The next few verses make for fascinating reading. As they stretched him out to flog him, Paul said to the centurion standing there, "Is it legal for you to flog a Roman citizen who hasn't even been found guilty?"

When the centurion heard this, he went to the comander and reported it. "What are you going to do?" he asked. "This man is a Roman citizen."

The commander went to Paul and asked, "Tell me, are you a Roman citizen?"

"Yes, I am," he answered.

Then the commander said, "I had to pay a big price for my citizenship."

"But I was born a citizen," Paul replied. Those who were about to question him withdrew immediately. The commander himself was alarmed when he realized that he had put Paul, a Roman citizen, in chains.

And how does Paul later assess that near miss in the Roman barracks? Now I want you to know, brothers, that what has happened to me has really served to advance the gospel.

The Roman commander was under pressure to act, but it was not at all clear what he should do. So, he called a meeting before the Jewish authorities. He was hoping for something rational to guide him. He ordered the chief priests and all the Sanhedrin to assemble. Then he brought Paul and had him stand before them.

It started badly and became worse. Paul looked straight at the Sanhedrin and said, "My brothers, I have fulfilled my duty to God in all good conscience to this day."

At this the high priest Ananias ordered those standing near Paul to strike him on the mouth. Then Paul said to him, "God will strike you, you whitewashed wall! You sit there to judge me according to the law, yet you yourself violate the law by commanding that I be struck!"

They managed to get that straightened out, but Paul knew what the Roman commander did not know, viz., that there was no way for him to get a fair hearing in that courtroom. So Paul threw some bait on the table, and the meeting broke down.

Then Paul, knowing that some of them were Sadducees and the others Pharisees, called out in the Snahedrin, "My brothers, I am a Pharisee, the son of a Pharisee. I stand on trial becaues of my hope in the resurrection of the dead." When he said this, a dispute broke out between the Pharisees and the Sadducees, and the assembly was divided. (The Sadducees say that there is no resurrection, and that there are neither angels nor spirits, but the Pharisees acknowledge them all.)

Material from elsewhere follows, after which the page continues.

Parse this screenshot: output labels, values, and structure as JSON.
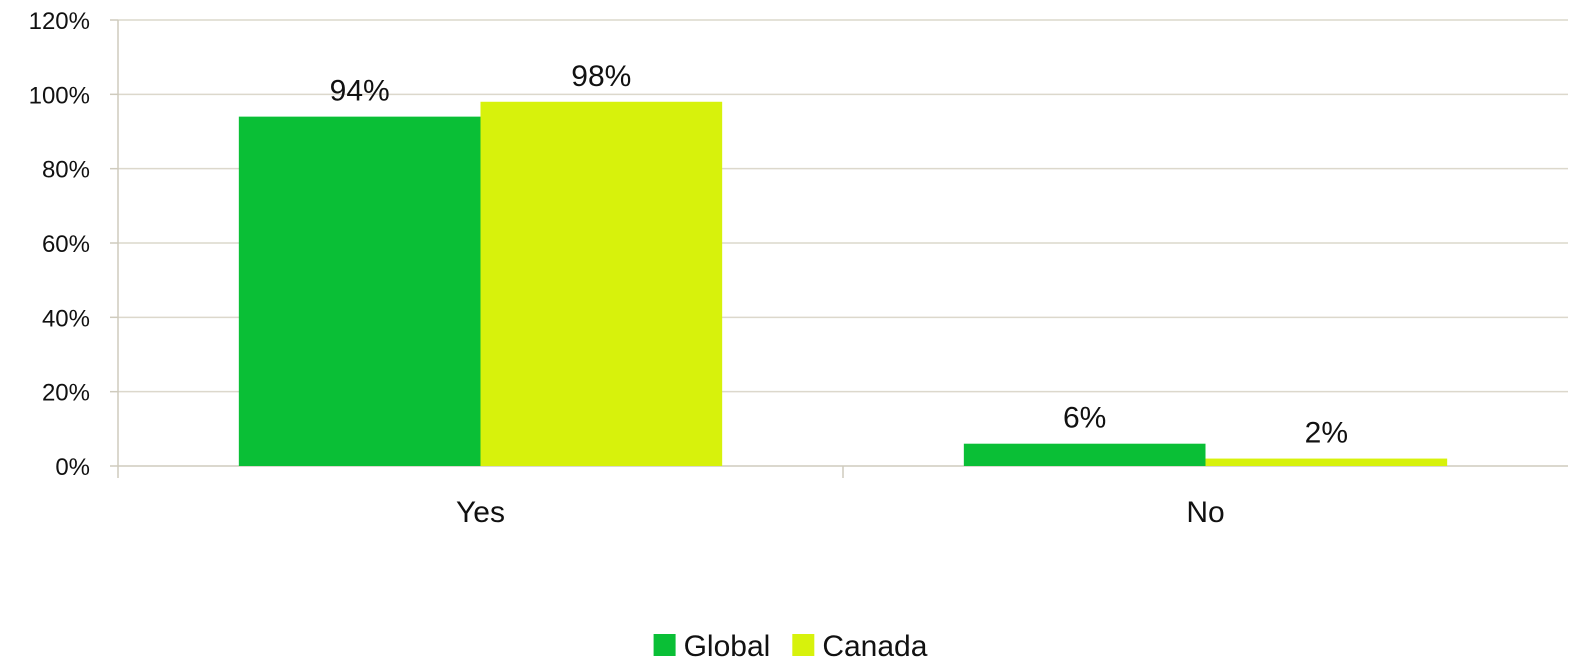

Verse ten summarizes the chaos well. The dispute became so violent that the commander was afraid Paul would be torn to pieces by them. He ordered the troops to go down and take him away from them by force and bring him into the barracks.

The Pastoral Center of Gravity
Paul's good faith effort to help James and the elders of the Jewish Church to put down rumors led not only to a worse rumor about Paul, but it led to a mob scene in which impassioned men were beating Paul and trying to beat him to death. He is resuced by the Romans only to be put in chains and suspected of being a terrorist. His attempt to tell his story to the furious crowd ends in even greater mayhem, and he came within an inch of being flogged. A second attempt at reasoned discourse ends in complete mayhem and the danger of being torn to pieces.

And how does Paul later assess this dangerous and unending turn of events in his life? Now I want you to know, brothers, that what has happened to me has really served to advance the gospel.

C.S. Lewis once said that when things are going bad, they get worse and worse. When you mothers have those moments when you can't stand it any more, it is not as though strange events have overtaken you. And remember Paul, who suffered likewise and later saw his suffering advance the gospel. Trust God to do the same with yours.